Celery root, also known as celeriac or knob celery, is one of those vegetables that confounds many people. What is it? Is it really the root of the celery plant? What do you do with it? What does it taste like?

Celery root is related to celery, but it’s a different variety. Whereas celery is cultivated for its stalks and leaves, celeriac is cultivated for the root. Its flavor is definitely celery-like, only deeper and earthier. It’s kind of off-putting in its appearance—big, bulbous, knobby, and usually dirt-encrusted—and is not used as commonly as other root vegetables. But like so many overlooked vegetables, it’s rising in popularity.

As to what you can do with it, many things. You roast them, saute them, gratinee them, use them in soups and stews, and, as in this recipe below, puree them for a smooth, silky bisque.

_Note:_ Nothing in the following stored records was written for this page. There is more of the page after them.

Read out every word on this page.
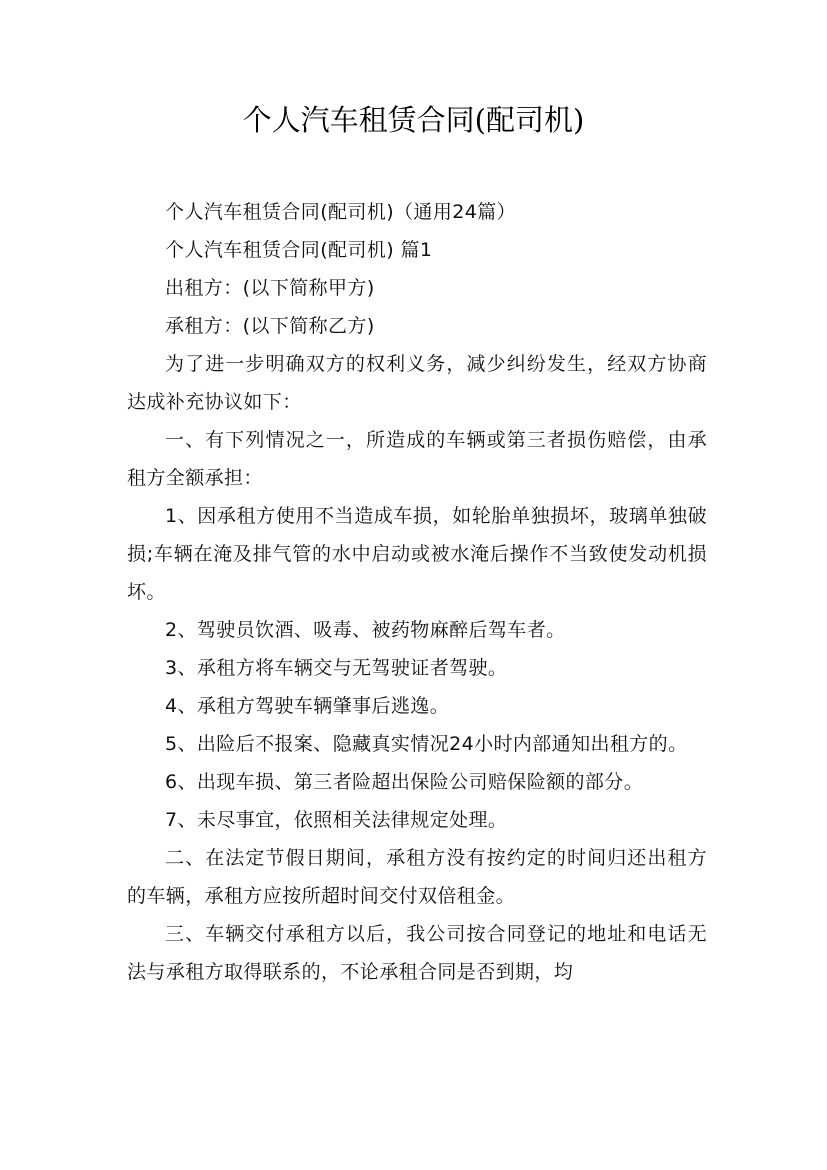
个人汽车租赁合同(配司机)

个人汽车租赁合同(配司机)（通用24篇）

个人汽车租赁合同(配司机) 篇1

出租方：(以下简称甲方)

承租方：(以下简称乙方)

为了进一步明确双方的权利义务，减少纠纷发生，经双方协商达成补充协议如下：

一、有下列情况之一，所造成的车辆或第三者损伤赔偿，由承租方全额承担：

1、因承租方使用不当造成车损，如轮胎单独损坏，玻璃单独破损;车辆在淹及排气管的水中启动或被水淹后操作不当致使发动机损坏。

2、驾驶员饮酒、吸毒、被药物麻醉后驾车者。

3、承租方将车辆交与无驾驶证者驾驶。

4、承租方驾驶车辆肇事后逃逸。

5、出险后不报案、隐藏真实情况24小时内部通知出租方的。

6、出现车损、第三者险超出保险公司赔保险额的部分。

7、未尽事宜，依照相关法律规定处理。

二、在法定节假日期间，承租方没有按约定的时间归还出租方的车辆，承租方应按所超时间交付双倍租金。

三、车辆交付承租方以后，我公司按合同登记的地址和电话无法与承租方取得联系的，不论承租合同是否到期，均
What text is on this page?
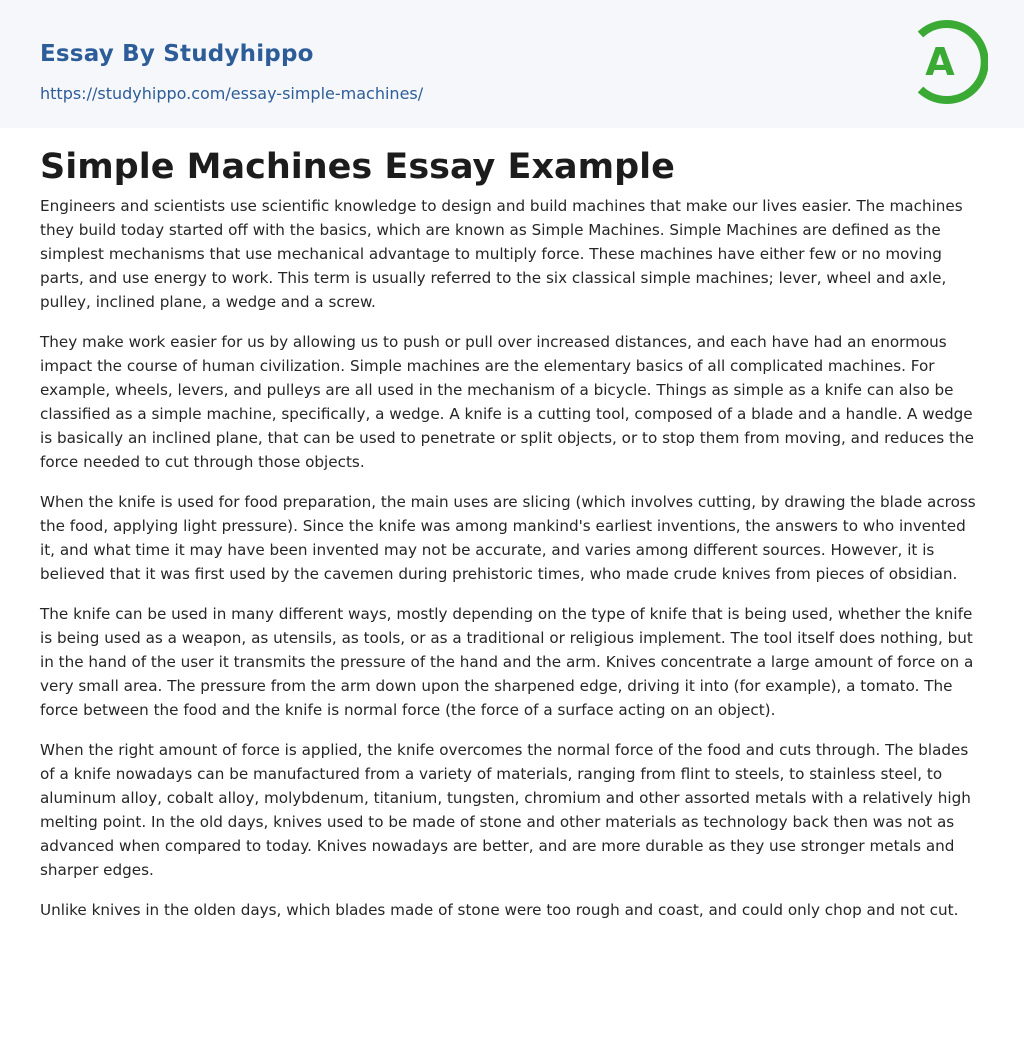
Essay By Studyhippo
https://studyhippo.com/essay-simple-machines/
A
Simple Machines Essay Example

Engineers and scientists use scientific knowledge to design and build machines that make our lives easier. The machines they build today started off with the basics, which are known as Simple Machines. Simple Machines are defined as the simplest mechanisms that use mechanical advantage to multiply force. These machines have either few or no moving parts, and use energy to work. This term is usually referred to the six classical simple machines; lever, wheel and axle, pulley, inclined plane, a wedge and a screw.

They make work easier for us by allowing us to push or pull over increased distances, and each have had an enormous impact the course of human civilization. Simple machines are the elementary basics of all complicated machines. For example, wheels, levers, and pulleys are all used in the mechanism of a bicycle. Things as simple as a knife can also be classified as a simple machine, specifically, a wedge. A knife is a cutting tool, composed of a blade and a handle. A wedge is basically an inclined plane, that can be used to penetrate or split objects, or to stop them from moving, and reduces the force needed to cut through those objects.

When the knife is used for food preparation, the main uses are slicing (which involves cutting, by drawing the blade across the food, applying light pressure). Since the knife was among mankind's earliest inventions, the answers to who invented it, and what time it may have been invented may not be accurate, and varies among different sources. However, it is believed that it was first used by the cavemen during prehistoric times, who made crude knives from pieces of obsidian.

The knife can be used in many different ways, mostly depending on the type of knife that is being used, whether the knife is being used as a weapon, as utensils, as tools, or as a traditional or religious implement. The tool itself does nothing, but in the hand of the user it transmits the pressure of the hand and the arm. Knives concentrate a large amount of force on a very small area. The pressure from the arm down upon the sharpened edge, driving it into (for example), a tomato. The force between the food and the knife is normal force (the force of a surface acting on an object).

When the right amount of force is applied, the knife overcomes the normal force of the food and cuts through. The blades of a knife nowadays can be manufactured from a variety of materials, ranging from flint to steels, to stainless steel, to aluminum alloy, cobalt alloy, molybdenum, titanium, tungsten, chromium and other assorted metals with a relatively high melting point. In the old days, knives used to be made of stone and other materials as technology back then was not as advanced when compared to today. Knives nowadays are better, and are more durable as they use stronger metals and sharper edges.

Unlike knives in the olden days, which blades made of stone were too rough and coast, and could only chop and not cut.
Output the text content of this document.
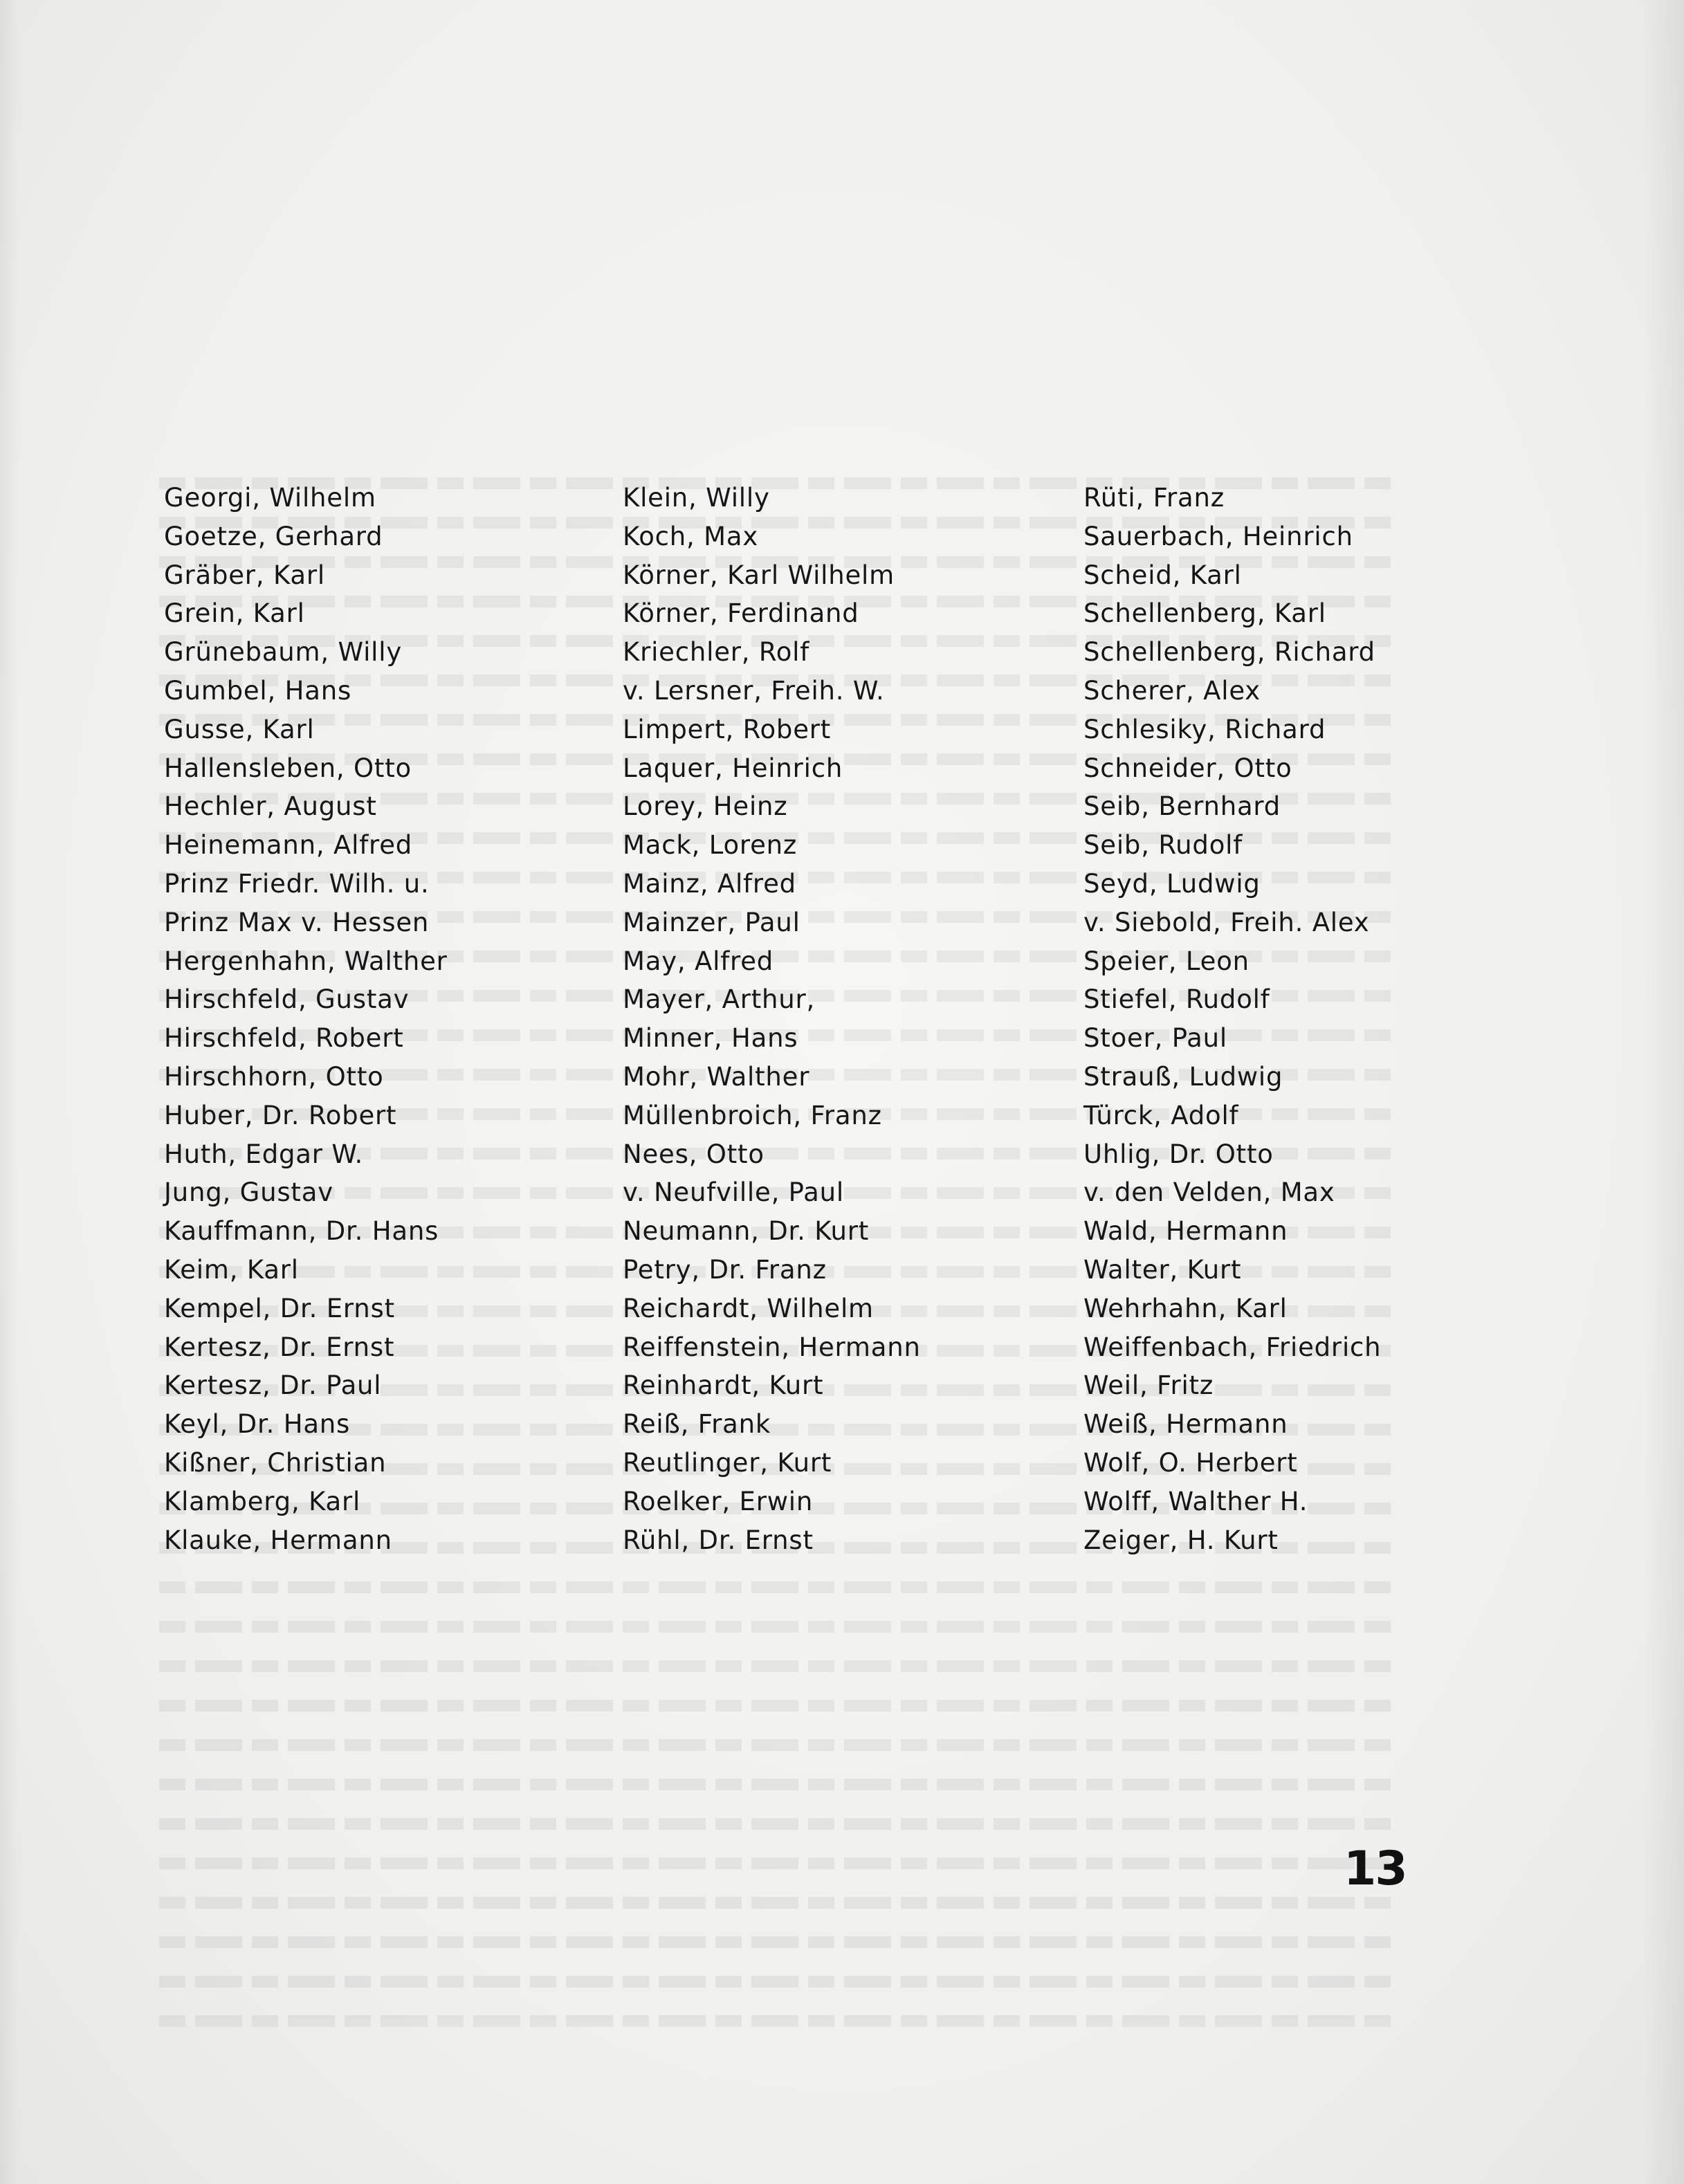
Georgi, Wilhelm
Goetze, Gerhard
Gräber, Karl
Grein, Karl
Grünebaum, Willy
Gumbel, Hans
Gusse, Karl
Hallensleben, Otto
Hechler, August
Heinemann, Alfred
Prinz Friedr. Wilh. u.
Prinz Max v. Hessen
Hergenhahn, Walther
Hirschfeld, Gustav
Hirschfeld, Robert
Hirschhorn, Otto
Huber, Dr. Robert
Huth, Edgar W.
Jung, Gustav
Kauffmann, Dr. Hans
Keim, Karl
Kempel, Dr. Ernst
Kertesz, Dr. Ernst
Kertesz, Dr. Paul
Keyl, Dr. Hans
Kißner, Christian
Klamberg, Karl
Klauke, Hermann
Klein, Willy
Koch, Max
Körner, Karl Wilhelm
Körner, Ferdinand
Kriechler, Rolf
v. Lersner, Freih. W.
Limpert, Robert
Laquer, Heinrich
Lorey, Heinz
Mack, Lorenz
Mainz, Alfred
Mainzer, Paul
May, Alfred
Mayer, Arthur,
Minner, Hans
Mohr, Walther
Müllenbroich, Franz
Nees, Otto
v. Neufville, Paul
Neumann, Dr. Kurt
Petry, Dr. Franz
Reichardt, Wilhelm
Reiffenstein, Hermann
Reinhardt, Kurt
Reiß, Frank
Reutlinger, Kurt
Roelker, Erwin
Rühl, Dr. Ernst
Rüti, Franz
Sauerbach, Heinrich
Scheid, Karl
Schellenberg, Karl
Schellenberg, Richard
Scherer, Alex
Schlesiky, Richard
Schneider, Otto
Seib, Bernhard
Seib, Rudolf
Seyd, Ludwig
v. Siebold, Freih. Alex
Speier, Leon
Stiefel, Rudolf
Stoer, Paul
Strauß, Ludwig
Türck, Adolf
Uhlig, Dr. Otto
v. den Velden, Max
Wald, Hermann
Walter, Kurt
Wehrhahn, Karl
Weiffenbach, Friedrich
Weil, Fritz
Weiß, Hermann
Wolf, O. Herbert
Wolff, Walther H.
Zeiger, H. Kurt
13
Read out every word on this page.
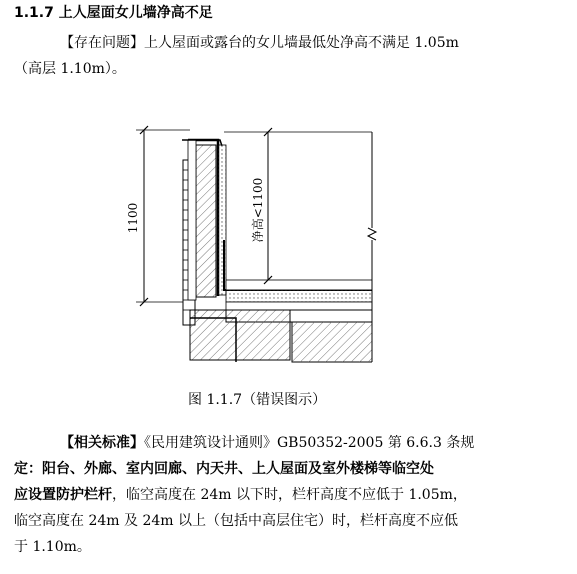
1.1.7 上人屋面女儿墙净高不足
【存在问题】上人屋面或露台的女儿墙最低处净高不满足 1.05m
（高层 1.10m）。
1100	净高<1100
图 1.1.7（错误图示）
【相关标准】《民用建筑设计通则》GB50352-2005 第 6.6.3 条规
定：阳台、外廊、室内回廊、内天井、上人屋面及室外楼梯等临空处
应设置防护栏杆，临空高度在 24m 以下时，栏杆高度不应低于 1.05m，
临空高度在 24m 及 24m 以上（包括中高层住宅）时，栏杆高度不应低
于 1.10m。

Celery root bisque is often thickened with potatoes, but I’ve chosen instead to use oats, a trick I learned in culinary school. Oats not only increases the soups nutrition factor, but also makes it less starchy.

Speaking of nutrition, celery root contains vitamin C, vitamin K,  vitamin B-6, potassium, phosphorus, and fiber. It’s been shown to be beneficial for bone health, heart health, and lowering the risk of diabetes.

Enjoy!

Celery Root Bisque with Oats

Makes 6 to 8 servings.

2 large celery root knobs
2 tablespoons olive oil
4 cups chopped celery
½ cup chopped shallots
1 tablespoon kosher salt
5 cups vegetable broth
1/3 cup rolled oats
½ cup parsley*
2 tablespoons fresh thyme*
Freshly ground pepper to taste

*Don’t worry about chopping the herbs or if you have some stems. They’re going to be pureed.

Peel the celery root with a knife or vegetable peeler. Cut up the roots into cubes (you should get about 10 cups). Heat the oil in a large soup pot or Dutch oven. Add the celery and shallots and ½ teaspoon of the salt and sauté until softened, about 5 or 6 minutes.Add the celery root and 1 teaspoon salt and stir. Pour in the broth and add oats. Bring to a boil; lower the heat to medium-low, and simmer, covered, until the celery root is tender, about 40 minutes. Stir occasionally.Stir in the parsley and thyme and remaining salt.Transfer the soup in batches to a blender and puree until smooth. Pour each batch into a bowl. When all the batches are in the bowl, stir it to blend. Add pepper and stir. Taste the soup for seasoning and add more salt and pepper, if desired.If you’ve made the soup ahead of time, pour it back into the pot and heat gently over medium-low heat before serving.

Keep it stored covered in the refrigerator up to 5 days.